Monday, June 23, 2014
Argue Plaza

Author(s): Michael Punzalan

Discussant:

In response to the growth of medical knowledge physicians have increasingly specialized (Becker and Murphy, 1992). Both the number of medical specialties and the number of MEDLINE-indexed publications have grown rapidly and roughly in parallel since the 1970s. Widespread emergence of richer organizational forms has not accompanied this growth, as many physicians still operate in small, single-specialty practices.

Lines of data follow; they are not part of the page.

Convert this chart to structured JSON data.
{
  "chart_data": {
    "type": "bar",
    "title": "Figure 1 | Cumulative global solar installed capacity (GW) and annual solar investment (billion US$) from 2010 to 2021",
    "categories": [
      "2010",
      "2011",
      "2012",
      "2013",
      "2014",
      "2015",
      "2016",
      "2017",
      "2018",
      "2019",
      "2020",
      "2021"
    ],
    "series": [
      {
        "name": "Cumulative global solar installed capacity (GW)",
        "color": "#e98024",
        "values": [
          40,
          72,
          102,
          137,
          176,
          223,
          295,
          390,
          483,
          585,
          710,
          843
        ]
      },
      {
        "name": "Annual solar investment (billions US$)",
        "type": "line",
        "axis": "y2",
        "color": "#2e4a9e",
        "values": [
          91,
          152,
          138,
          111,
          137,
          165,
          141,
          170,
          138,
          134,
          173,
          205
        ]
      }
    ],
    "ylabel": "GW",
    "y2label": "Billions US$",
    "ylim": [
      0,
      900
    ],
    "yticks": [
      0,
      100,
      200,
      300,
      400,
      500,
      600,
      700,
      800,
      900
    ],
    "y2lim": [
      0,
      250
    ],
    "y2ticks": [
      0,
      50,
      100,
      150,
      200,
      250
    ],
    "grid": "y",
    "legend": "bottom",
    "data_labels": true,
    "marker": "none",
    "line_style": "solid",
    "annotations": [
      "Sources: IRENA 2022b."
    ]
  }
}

The welfare effect of provider integration -- specifically, combining primary care physicians (PCPs) and specialists into multi-specialty practices -- on welfare is an open question. Health services researchers have long argued that fragmentation among providers is a root cause of inefficiency in the US health care system. However, little evidence is available to support this view (Rebitzer and Votruba, 2011). Economists have found that integration solves a referral incentive problem at the cost of inducing moral hazard (Pauly, 1979; Garicano and Santos, 2004). In single-specialty primary care practices, specialist referrals lead to foregone revenue. In multi-specialty practice, revenue sharing reduces the PCP's opportunity cost of referral. However, revenue sharing also introduces a free-rider problem. PCPs may choose to refer excessively and PCPs and specialists may shirk in providing services.

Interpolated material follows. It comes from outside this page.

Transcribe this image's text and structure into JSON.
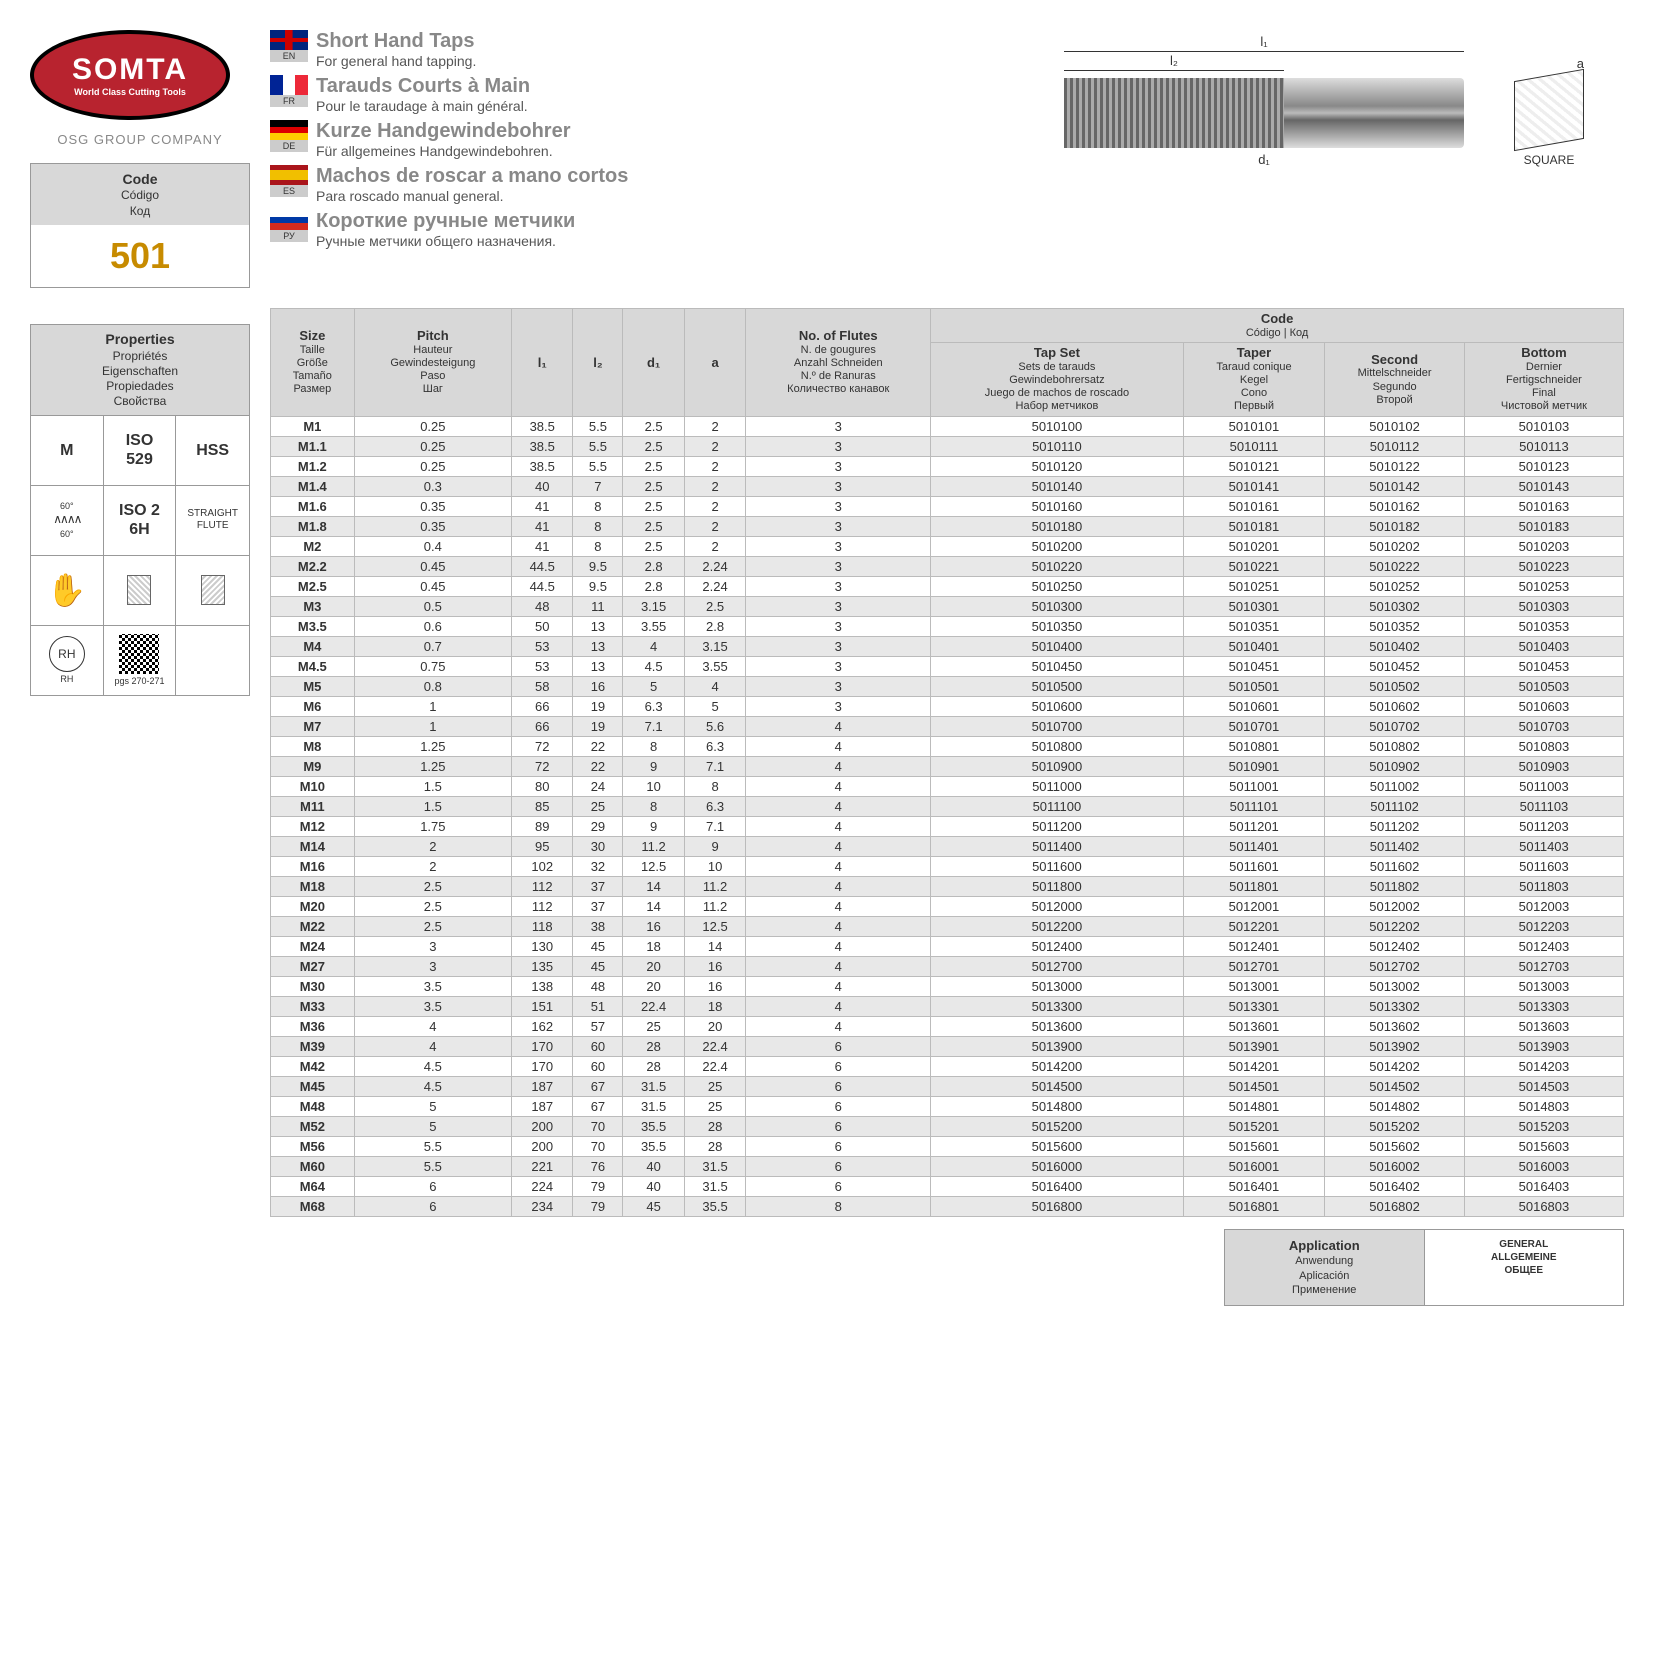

My project aims to add new evidence to the scientific understanding of physician organizations. I link an extremely large data set of health insurance claims from the Health Care Cost Institute (HCCI) with a census of physicians and practices collected by SK&A. Jointly these data allow me to directly observe how physician choices vary with organizational form.

The HCCI claims data are drawn from four large insurers serving the US employer-sponsored market. The coverage is national and exceptionally broad, the data consisting of 6 billion claims for 40 million insured individuals. Patient diagnosis, services rendered, and the negotiated price for each of these services is recorded in each claim. The SK&A data are constructed from a census of office-based physicians and their practices. For each physician, SK&A records the practice to which the physician belongs as well as the physician's specialty. Because I observe each physician's practice, I can construct the size and specialty composition of all practices in the data. Using the National Provider Identifiers (NPIs) recorded in each data set, I am able to link each physician with his or her claims.

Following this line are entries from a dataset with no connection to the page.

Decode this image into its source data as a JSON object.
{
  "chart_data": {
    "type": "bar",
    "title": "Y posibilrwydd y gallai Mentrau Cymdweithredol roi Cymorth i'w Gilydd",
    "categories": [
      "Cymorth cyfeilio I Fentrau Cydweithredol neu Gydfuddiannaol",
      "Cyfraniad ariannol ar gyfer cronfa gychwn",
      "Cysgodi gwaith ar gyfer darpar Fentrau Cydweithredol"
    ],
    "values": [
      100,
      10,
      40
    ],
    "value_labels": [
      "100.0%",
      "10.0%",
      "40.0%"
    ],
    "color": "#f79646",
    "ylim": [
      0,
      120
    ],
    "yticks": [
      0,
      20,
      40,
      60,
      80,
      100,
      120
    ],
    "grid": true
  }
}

To estimate the effect of integration on referrals and treatment patterns, I first estimate a discrete choice model of physician behavior. The model captures essential features of the physician's clinical problem, i.e. whether to refer or what treatment to choose given the patient's condition. It also captures the essential economic tensions such as financial tradeoffs in treatment due to price differences and practice size. Once estimated, the model allows me to counterfactually simulate physician choices in different practice environments and, therefore, the effect of integration on health care costs and the quality of care (e.g. hospitalizations, Heathcare Effectiveness Data and Information Set measures, etc.).